From 1 August 2023, a new alcohol duty system will take effect. In its final consultation response, the Treasury describes this as ‘the biggest reform of alcohol duties for 140 years’.

The primary objectives of the reform are to:

a) Simplify a complex system.
b) Make alcohol taxation more rational and consistent.
c) Reduce the administrative burden of duty & compliance on producers.

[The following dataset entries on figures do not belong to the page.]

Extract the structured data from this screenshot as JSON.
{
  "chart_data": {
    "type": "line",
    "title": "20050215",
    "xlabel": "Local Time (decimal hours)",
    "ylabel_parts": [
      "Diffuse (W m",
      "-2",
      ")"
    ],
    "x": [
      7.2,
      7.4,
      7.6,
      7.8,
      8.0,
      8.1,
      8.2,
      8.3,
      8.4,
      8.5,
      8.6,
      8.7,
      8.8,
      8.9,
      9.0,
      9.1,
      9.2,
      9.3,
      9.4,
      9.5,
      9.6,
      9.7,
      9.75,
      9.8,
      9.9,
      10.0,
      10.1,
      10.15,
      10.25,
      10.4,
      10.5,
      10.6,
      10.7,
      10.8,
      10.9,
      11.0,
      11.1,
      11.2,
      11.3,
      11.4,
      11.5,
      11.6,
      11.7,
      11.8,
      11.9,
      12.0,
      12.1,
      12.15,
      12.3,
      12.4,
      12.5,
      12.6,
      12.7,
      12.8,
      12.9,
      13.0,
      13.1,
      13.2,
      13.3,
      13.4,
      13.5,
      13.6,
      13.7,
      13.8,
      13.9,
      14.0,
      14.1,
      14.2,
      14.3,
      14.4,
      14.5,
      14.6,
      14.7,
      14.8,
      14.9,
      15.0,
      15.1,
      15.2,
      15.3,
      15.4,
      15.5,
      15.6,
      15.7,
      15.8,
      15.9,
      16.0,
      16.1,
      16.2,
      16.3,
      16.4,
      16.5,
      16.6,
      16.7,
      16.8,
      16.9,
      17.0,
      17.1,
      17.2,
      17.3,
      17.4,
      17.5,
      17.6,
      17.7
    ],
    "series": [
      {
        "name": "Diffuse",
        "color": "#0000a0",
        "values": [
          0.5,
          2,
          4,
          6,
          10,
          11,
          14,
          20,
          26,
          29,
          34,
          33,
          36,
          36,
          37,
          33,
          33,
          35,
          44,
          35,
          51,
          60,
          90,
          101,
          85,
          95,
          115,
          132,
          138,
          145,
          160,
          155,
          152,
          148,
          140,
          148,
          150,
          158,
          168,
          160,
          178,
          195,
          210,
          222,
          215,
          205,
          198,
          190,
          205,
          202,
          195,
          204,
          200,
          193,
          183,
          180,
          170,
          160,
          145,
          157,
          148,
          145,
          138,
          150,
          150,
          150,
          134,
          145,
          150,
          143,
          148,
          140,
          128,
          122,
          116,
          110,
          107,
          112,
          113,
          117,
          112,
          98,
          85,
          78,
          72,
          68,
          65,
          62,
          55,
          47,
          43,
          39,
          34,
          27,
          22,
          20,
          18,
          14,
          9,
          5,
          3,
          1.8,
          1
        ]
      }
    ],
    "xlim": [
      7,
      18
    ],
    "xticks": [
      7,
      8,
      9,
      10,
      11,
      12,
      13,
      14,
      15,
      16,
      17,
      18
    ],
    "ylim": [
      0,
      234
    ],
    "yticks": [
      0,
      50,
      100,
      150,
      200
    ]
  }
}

The headline change is the introduction of standardised tax bands, based on alcohol by volume (ABV), as opposed to individual bandings for each product category. The overhaul also standardises how the rate of duty is applied. Currently, beer is charged per hectolitre per cent of alcohol, cider and wines per hectolitre of product, and spirits per litre of pure alcohol. The new alcohol duty system calculates duty liability on all products per litre of pure alcohol.

Small Producer Relief
The current Small Brewers relief for beer is being reformed and renamed as Small Producer Relief. As the change in name suggests, the relief is being extended to also cover small producers of all products under 8.5% ABV. The production limit is also revised to 4,500 hectolitres of pure alcohol.

Draught Relief
The reform introduces a new relief for products under 8.5% ABV that will be sold on draught. Products must be packaged in containers of at least 20 litres and either connect to a dispensing system or incorporate one.

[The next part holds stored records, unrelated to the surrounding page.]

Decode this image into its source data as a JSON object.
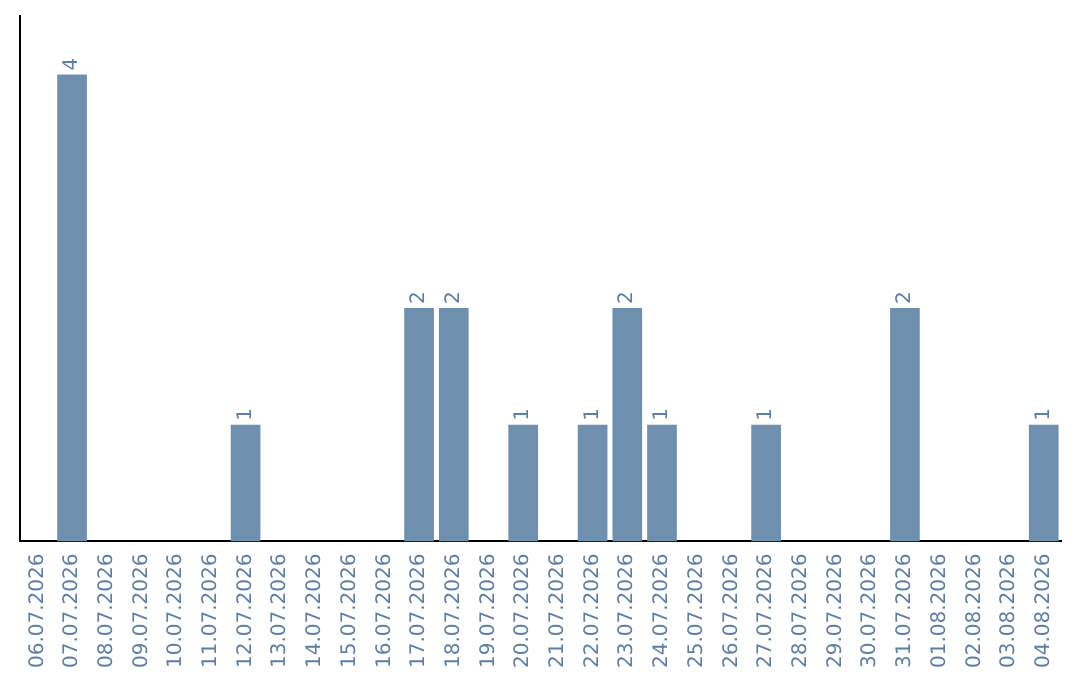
{
  "chart_data": {
    "type": "bar",
    "categories": [
      "06.07.2026",
      "07.07.2026",
      "08.07.2026",
      "09.07.2026",
      "10.07.2026",
      "11.07.2026",
      "12.07.2026",
      "13.07.2026",
      "14.07.2026",
      "15.07.2026",
      "16.07.2026",
      "17.07.2026",
      "18.07.2026",
      "19.07.2026",
      "20.07.2026",
      "21.07.2026",
      "22.07.2026",
      "23.07.2026",
      "24.07.2026",
      "25.07.2026",
      "26.07.2026",
      "27.07.2026",
      "28.07.2026",
      "29.07.2026",
      "30.07.2026",
      "31.07.2026",
      "01.08.2026",
      "02.08.2026",
      "03.08.2026",
      "04.08.2026"
    ],
    "values": [
      0,
      4,
      0,
      0,
      0,
      0,
      1,
      0,
      0,
      0,
      0,
      2,
      2,
      0,
      1,
      0,
      1,
      2,
      1,
      0,
      0,
      1,
      0,
      0,
      0,
      2,
      0,
      0,
      0,
      1
    ],
    "value_labels": [
      null,
      "4",
      null,
      null,
      null,
      null,
      "1",
      null,
      null,
      null,
      null,
      "2",
      "2",
      null,
      "1",
      null,
      "1",
      "2",
      "1",
      null,
      null,
      "1",
      null,
      null,
      null,
      "2",
      null,
      null,
      null,
      "1"
    ],
    "color": "#6e8fad",
    "grid": false,
    "legend": false,
    "tick_labels": "x"
  }
}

Transitional arrangements for wine
As a result of industry feedback during the consultation stage, the change introduces a provision that treats all wine between 11.5% and 14.5% ABV as if it is 12.5% ABV for the purposes of calculating the charge to alcohol duty. This will be a temporary provision for 18 months from 1 August 2023.

Tax Type Codes
Accompanying these changes are new tax type codes – 49 in total, an increase from 35 in the current system. It is worth noting that 30 of the new codes relate to products that are eligible for Small Producers Relief, Draught Relief, or both. Another change is that the new code structure makes no reference to whether products are produced in the UK or imported from abroad.

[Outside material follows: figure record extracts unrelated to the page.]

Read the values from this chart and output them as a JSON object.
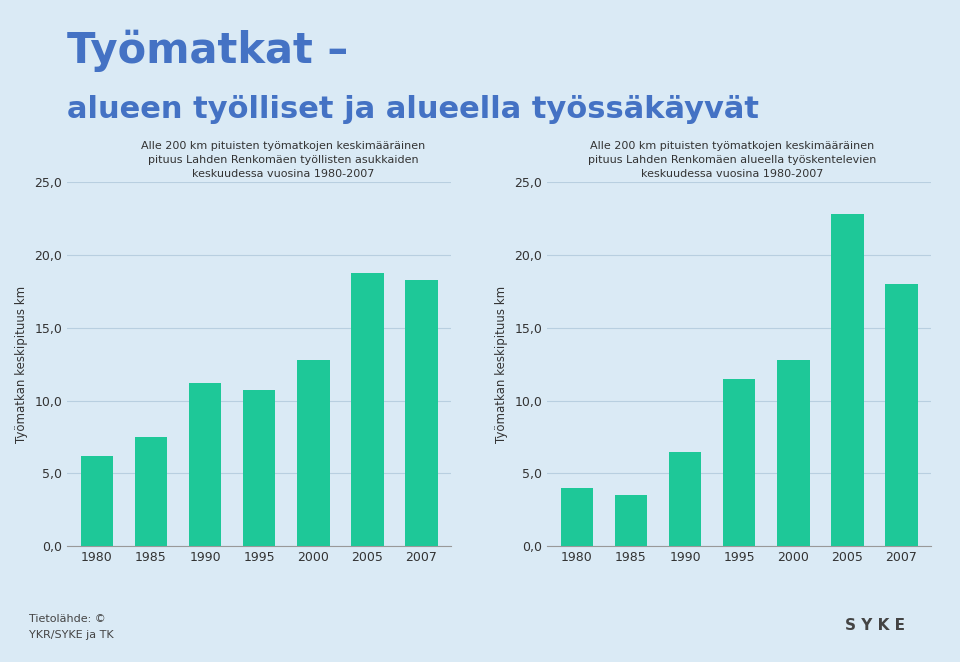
{
  "title_line1": "Työmatkat –",
  "title_line2": "alueen työlliset ja alueella työssäkäyvät",
  "title_color": "#4472c4",
  "background_color": "#daeaf5",
  "chart1_subtitle": "Alle 200 km pituisten työmatkojen keskimääräinen\npituus Lahden Renkomäen työllisten asukkaiden\nkeskuudessa vuosina 1980-2007",
  "chart2_subtitle": "Alle 200 km pituisten työmatkojen keskimääräinen\npituus Lahden Renkomäen alueella työskentelevien\nkeskuudessa vuosina 1980-2007",
  "ylabel": "Työmatkan keskipituus km",
  "years": [
    "1980",
    "1985",
    "1990",
    "1995",
    "2000",
    "2005",
    "2007"
  ],
  "values1": [
    6.2,
    7.5,
    11.2,
    10.7,
    12.8,
    18.8,
    18.3
  ],
  "values2": [
    4.0,
    3.5,
    6.5,
    11.5,
    12.8,
    22.8,
    18.0
  ],
  "bar_color": "#1ec898",
  "ylim": [
    0,
    25
  ],
  "yticks": [
    0.0,
    5.0,
    10.0,
    15.0,
    20.0,
    25.0
  ],
  "ytick_labels": [
    "0,0",
    "5,0",
    "10,0",
    "15,0",
    "20,0",
    "25,0"
  ],
  "grid_color": "#b8cfe0",
  "spine_color": "#999999",
  "footer_text1": "Tietolähde: ©",
  "footer_text2": "YKR/SYKE ja TK",
  "footer_color": "#444444",
  "bottom_bar_color": "#6a8fad",
  "subtitle_color": "#333333"
}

From a software development point of view these changes pose a number of challenges.

Remapping of Tax Type Codes
Many products are straightforward to assign to a new tax type code, having one-to-one correlation. Where this is the case, we have communicated our proposed remapping to our clients for their agreement and will implement these changes on 1 August. However, some products that were previously applicable to a single tax type code can reasonably be mapped to multiple different tax type codes in the new structure, depending on the specific details of the product. The most extreme example being tax code 433 (low alcohol beverages, 1.2-4.0%) which could become any one of 10 new codes. Our product team have produced a comprehensive spreadsheet showing the new mapping possibilities for each current tax type code and the criteria for each. We are working with our excise clients to ensure we have a clear picture of where each product will sit come 1 August.

As a result of these classifications, there will be changes to stock balances between the July and August W1 returns. This has been discussed with representatives of HMRC and is considered necessary and acceptable.

Change of Calculation Methods
The standardisation of the calculation method to be per litre of pure alcohol necessitates changes in how our duty management system processes and outputs data for certain products. This will be ‘behind the scenes’ work as we already hold all the required information to perform the new calculations. This includes provision for calculations on wine to be made in line with the transitional arrangements for the period it is active. Significant work is going into testing to ensure a smooth transition for our clients.